Always consult qualified medical professionals before making any health-related decisions. The repository maintainers assume no liability for the use or misuse of this information.
Researcher-Reported Dosing Protocols
Common Dose Range: 100-300 mcg per injection
Administration Route: Subcutaneous injection
Frequency: 2-3 times daily
Timing: Morning on an empty stomach, post-workout, and before bed. It is advised to inject on an empty stomach and avoid food for about 60 minutes before and after injection.
Schedule / Protocol: 8-12 week cycles
Dose Escalation: It is commonly recommended to start with a lower dose of 100-150 mcg per injection and titrate up as needed. Do not exceed 4 doses per 24 hours.

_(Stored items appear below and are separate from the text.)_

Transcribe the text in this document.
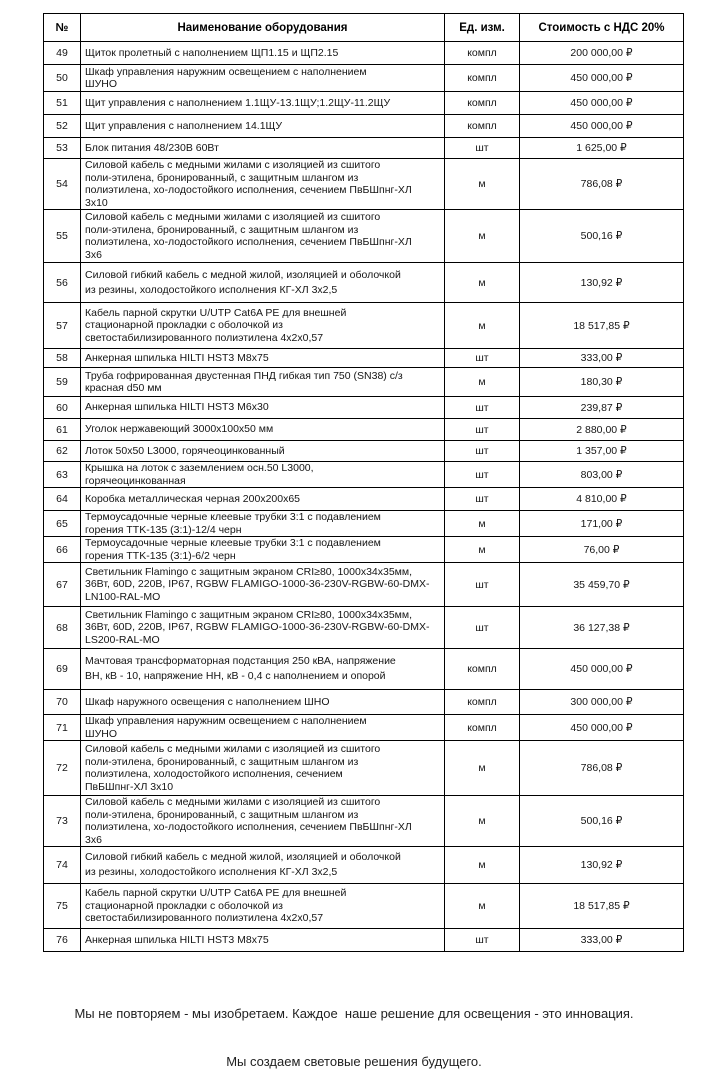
№	Наименование оборудования	Ед. изм.	Стоимость с НДС 20%
49	Щиток пролетный с наполнением ЩП1.15 и ЩП2.15	компл	200 000,00 ₽
50	Шкаф управления наружним освещением с наполнением
ШУНО	компл	450 000,00 ₽
51	Щит управления с наполнением 1.1ЩУ-13.1ЩУ;1.2ЩУ-11.2ЩУ	компл	450 000,00 ₽
52	Щит управления с наполнением 14.1ЩУ	компл	450 000,00 ₽
53	Блок питания 48/230В 60Вт	шт	1 625,00 ₽
54	Силовой кабель с медными жилами с изоляцией из сшитого
поли-этилена, бронированный, с защитным шлангом из
полиэтилена, хо-лодостойкого исполнения, сечением ПвБШпнг-ХЛ
3х10	м	786,08 ₽
55	Силовой кабель с медными жилами с изоляцией из сшитого
поли-этилена, бронированный, с защитным шлангом из
полиэтилена, хо-лодостойкого исполнения, сечением ПвБШпнг-ХЛ
3х6	м	500,16 ₽
56	Силовой гибкий кабель с медной жилой, изоляцией и оболочкой
из резины, холодостойкого исполнения КГ-ХЛ 3х2,5	м	130,92 ₽
57	Кабель парной скрутки U/UTP Cat6A PE для внешней
стационарной прокладки с оболочкой из
светостабилизированного полиэтилена 4х2х0,57	м	18 517,85 ₽
58	Анкерная шпилька HILTI HST3 M8х75	шт	333,00 ₽
59	Труба гофрированная двустенная ПНД гибкая тип 750 (SN38) с/з
красная d50 мм	м	180,30 ₽
60	Анкерная шпилька HILTI HST3 M6х30	шт	239,87 ₽
61	Уголок нержавеющий 3000х100х50 мм	шт	2 880,00 ₽
62	Лоток 50х50 L3000, горячеоцинкованный	шт	1 357,00 ₽
63	Крышка на лоток с заземлением осн.50 L3000,
горячеоцинкованная	шт	803,00 ₽
64	Коробка металлическая черная 200х200х65	шт	4 810,00 ₽
65	Термоусадочные черные клеевые трубки 3:1 с подавлением
горения TTK-135 (3:1)-12/4 черн	м	171,00 ₽
66	Термоусадочные черные клеевые трубки 3:1 с подавлением
горения TTK-135 (3:1)-6/2 черн	м	76,00 ₽
67	Светильник Flamingo с защитным экраном CRI≥80, 1000х34х35мм,
36Вт, 60D, 220В, IP67, RGBW FLAMIGO-1000-36-230V-RGBW-60-DMX-
LN100-RAL-MO	шт	35 459,70 ₽
68	Светильник Flamingo с защитным экраном CRI≥80, 1000х34х35мм,
36Вт, 60D, 220В, IP67, RGBW FLAMIGO-1000-36-230V-RGBW-60-DMX-
LS200-RAL-MO	шт	36 127,38 ₽
69	Мачтовая трансформаторная подстанция 250 кВА, напряжение
ВН, кВ - 10, напряжение НН, кВ - 0,4 с наполнением и опорой	компл	450 000,00 ₽
70	Шкаф наружного освещения с наполнением ШНО	компл	300 000,00 ₽
71	Шкаф управления наружним освещением с наполнением
ШУНО	компл	450 000,00 ₽
72	Силовой кабель с медными жилами с изоляцией из сшитого
поли-этилена, бронированный, с защитным шлангом из
полиэтилена, холодостойкого исполнения, сечением
ПвБШпнг-ХЛ 3х10	м	786,08 ₽
73	Силовой кабель с медными жилами с изоляцией из сшитого
поли-этилена, бронированный, с защитным шлангом из
полиэтилена, хо-лодостойкого исполнения, сечением ПвБШпнг-ХЛ
3х6	м	500,16 ₽
74	Силовой гибкий кабель с медной жилой, изоляцией и оболочкой
из резины, холодостойкого исполнения КГ-ХЛ 3х2,5	м	130,92 ₽
75	Кабель парной скрутки U/UTP Cat6A PE для внешней
стационарной прокладки с оболочкой из
светостабилизированного полиэтилена 4х2х0,57	м	18 517,85 ₽
76	Анкерная шпилька HILTI HST3 M8х75	шт	333,00 ₽

Мы не повторяем - мы изобретаем. Каждое  наше решение для освещения - это инновация.

Мы создаем световые решения будущего.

Additional Notes: GHRP-2 is often stacked with CJC-1295 (no DAC) to enhance the growth hormone pulse amplitude. It is important to rotate injection sites to avoid tissue irritation.

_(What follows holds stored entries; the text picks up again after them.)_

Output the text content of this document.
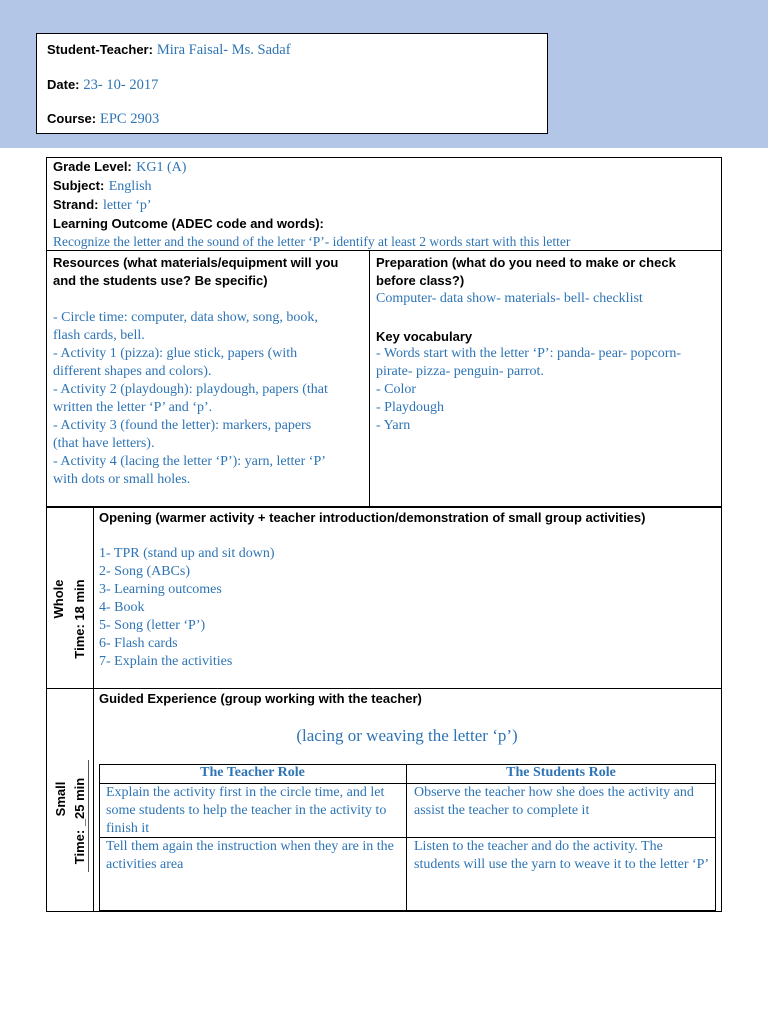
Student-Teacher: Mira Faisal- Ms. Sadaf
Date: 23- 10- 2017
Course: EPC 2903
Grade Level: KG1 (A)
Subject: English
Strand: letter ‘p’
Learning Outcome (ADEC code and words):
Recognize the letter and the sound of the letter ‘P’- identify at least 2 words start with this letter
Resources (what materials/equipment will you
and the students use? Be specific)
- Circle time: computer, data show, song, book,
flash cards, bell.
- Activity 1 (pizza): glue stick, papers (with
different shapes and colors).
- Activity 2 (playdough): playdough, papers (that
written the letter ‘P’ and ‘p’.
- Activity 3 (found the letter): markers, papers
(that have letters).
- Activity 4 (lacing the letter ‘P’): yarn, letter ‘P’
with dots or small holes.
Preparation (what do you need to make or check
before class?)
Computer- data show- materials- bell- checklist
Key vocabulary
- Words start with the letter ‘P’: panda- pear- popcorn-
pirate- pizza- penguin- parrot.
- Color
- Playdough
- Yarn
Whole Time: 18 min
Opening (warmer activity + teacher introduction/demonstration of small group activities)
1- TPR (stand up and sit down)
2- Song (ABCs)
3- Learning outcomes
4- Book
5- Song (letter ‘P’)
6- Flash cards
7- Explain the activities
Small Time: _25 min
Guided Experience (group working with the teacher)
(lacing or weaving the letter ‘p’)
The Teacher Role	The Students Role
Explain the activity first in the circle time, and let some students to help the teacher in the activity to finish it
Observe the teacher how she does the activity and assist the teacher to complete it
Tell them again the instruction when they are in the activities area
Listen to the teacher and do the activity. The students will use the yarn to weave it to the letter ‘P’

This researcher-reported dosing information was compiled from unverified community sources and does not represent validated scientific or medical guidance.
Clinical development for GHRP-2 / pralmorelin has included diagnostic testing and therapeutic exploration, but the strongest durable clinical footprint is diagnostic use in Japan rather than broad therapeutic approval. The entry should reflect that narrower real-world status.
Region-specific approved diagnostic use exists in Japan for GH-deficiency assessment, while broad therapeutic approval in major Western markets was not identified. Best categorized as regionally approved diagnostic peptide plus non-approved therapeutic peptide.
13. References and source quality
Key sources include PubChem records for chemistry, pralmorelin drug summaries, endocrine reviews of growth-hormone secretagogues, and literature noting Japan-specific diagnostic approval. Source quality is high for mechanism and diagnostic relevance, lower for non-approved chronic-use claims.
Because salt forms vary across reference standards and commercial products, the repository should separate core peptide sequence from acetate, hydrochloride, or other presentation details. Analytical verification matters because structurally related GHRPs and analogs are easy to confuse.
Version 0.1 starter entry created March 14, 2026. Evidence basis for this draft: PubChem chemistry data, endocrine reviews of GHRP-2 / pralmorelin, and sources documenting Japan-specific diagnostic approval and development history.